Comic book artists bottom line is to sell comic books. Getting a blueprint of a celebrity like Donald Trump gives them the hero and antihero they need to build complex characters. For example, when we look at shows like House of Cards, we know that Frank Underwood is a complete and total bastard, but there’s something in that character’s chemistry that keeps us wanting him to go further.

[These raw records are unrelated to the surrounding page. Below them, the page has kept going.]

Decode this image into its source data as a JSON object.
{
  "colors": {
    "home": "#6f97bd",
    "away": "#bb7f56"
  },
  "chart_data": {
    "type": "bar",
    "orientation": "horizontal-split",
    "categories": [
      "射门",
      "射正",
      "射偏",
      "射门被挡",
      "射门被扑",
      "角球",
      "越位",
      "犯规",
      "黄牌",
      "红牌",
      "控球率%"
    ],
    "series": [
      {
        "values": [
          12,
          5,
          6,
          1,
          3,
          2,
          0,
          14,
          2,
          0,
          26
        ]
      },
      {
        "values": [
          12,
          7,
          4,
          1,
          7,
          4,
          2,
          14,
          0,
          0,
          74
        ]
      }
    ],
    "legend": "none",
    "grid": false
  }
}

In the cases of Maxwell Lord and the Trader, we know those characters are sleazy and up to no good. We also love to see where the “catches” are in whatever deals they’re about to make. It’s like making a deal with the devil. If you want to get the upper hand in that deal, you’d better be sure to cross your “T’s” and dot your “I’s”. I refer you to any episode of the Twilight Zone where the main character was careless with his words.
I, for one, love the character of Maxwell Lord in both his frivolous and darker incarnations. Not because I see Trump in him, but because Maxwell Lord is a sleaze bag. Watching him come up with cheap promotions for the Justice League and watching the heroes get completely aggravated with his nonsense only adds flavor to the mix. The fact that his character had turned so dark that Wonder Woman was forced to kill him for the good of the world (you really can’t have someone who can dominate Superman’s mind at any moment and expect him to live), just made the character more interesting. DC reconsidered and resurrected the character back in the “Brightest Day” storyline.
So regardless of their creative makeup, we enjoy the characters that evolve in the stories and look forward to how they work their magic.